The Moral Landscape: How Science Can Determine Human Values by Sam Harris. Some of these books deserve (and may receive) their own posts. I disagree with Sam Harris on his atheism, obviously, as well as his (to me) rather goofy and impossible-to-understand views on free will. But I admire much about his honesty and he has a lot of interesting things to say. Here, I’ll say mainly that the title is bad (and I think Sam might agree at this point): what he means by “science” is really what Jonathan Rauch meant by “liberal science” in his book Kindly Inquisitors: The New Attacks on Free Thought, Expanded Edition, which I also read recently and loved. Rauch’s view is that “liberal science” means a system of rational debate in which everything is decided by evidence and nothing is off the table. This one might merit its own post too. A great book that I don’t totally agree with but that opened my mind a lot.
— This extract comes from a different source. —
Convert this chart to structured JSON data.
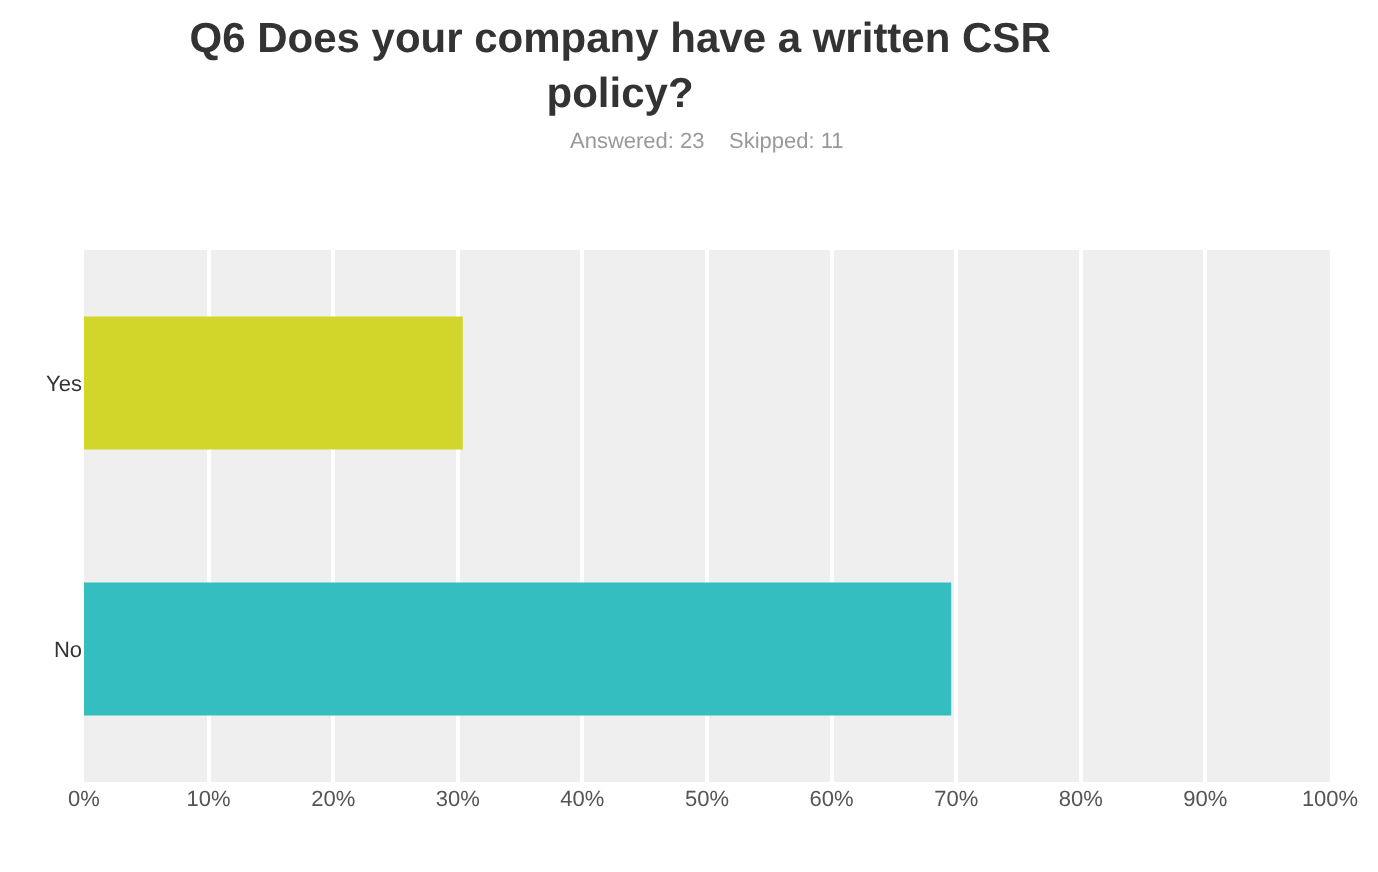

Tweak: Growing Up on Methamphetamines by Nic Sheff, and Beautiful Boy: A Father’s Journey Through His Son’s Addiction by David Sheff. Great books. Saw the movie, which I really enjoyed and should have received more awards than it did.

Team of Vipers: My 500 Extraordinary Days in the Trump White House by Cliff Sims. Reviewed already, here.

A Man’s World, by Steve Oney. Still making my way through this one. A collection of portraits of manly men by my erstwhile acquaintance whom I have not seen in years, Steve Oney. Great guy and great book so far.

Chimpanzee Politics: Power and Sex among Apes by Frans de de Waal: I’m most of the way through this. A fascinating take on the social interactions of intelligent apes.

I finally finished The Chickenshit Club by Jesse Eisinger — a book I started in late 2017 on the recommendation of Ed from SFV (which, where did he go?). Good book that explains why there were so few prosecutions after the 2008 financial crisis.

Strangers to Ourselves: Discovering the Adaptive Unconscious by Timothy Wilson. One of those books that was recommended by Amazon and looked interesting, so I got it. I liked it but I can’t say I found it to have a terribly profound impact on my worldview. I like the thesis: that a lot of analyzing goes on unconsciously and efficiently.

The Coddling of the American Mind: How Good Intentions and Bad Ideas Are Setting Up a Generation for Failure by Jonathan Haidt and FIRE President Greg Lukianoff, and Them: Why We Hate Each Other–and How to Heal by Ben Sasse (both affiliate links). I mentioned the Haidt book here and here and saw a lecture by him. I was accompanied at the lecture by our guest blogger Dana, and that was a treat. The Sasse book was excellent, as was his other book The Vanishing American Adult: Our Coming-of-Age Crisis–and How to Rebuild a Culture of Self-Reliance. Sasse is a big fan of gumption; it’s shocking that he wasn’t born in New England. I like him. He’s a good guy.

Escape from Camp 14 by Blaine Harden, and A River in Darkness: One Man’s Escape from North Korea, by Masaji Ishikawa. Both books reviewed here.

I say all this partially by way of saying that I am finally tackling Ludwig von Mises’s Human Action, which is a 900-page monster. I think it will probably take me until July to finish it. I plan to finish off the series summarizing Bob Murphy’s summary of the book once I’m done, but I figure the summaries will mean more to me once I have read the whole thing.

It’s a masterful work, difficult to follow at times and wildly entertaining at others. I already have a couple of posts envisioned based on things Mises says about political and social affairs.

What have you guys been reading?

1 Comment »

  1. You certainly read a lot. Well done!

    As for me, I’m currently reading Dark Sun by Richard Rhodes. It’s a history of the development of the hydrogen bomb. I highly recommend it. (not least because I can’t tell the author’s politics from it, which is a refreshing change).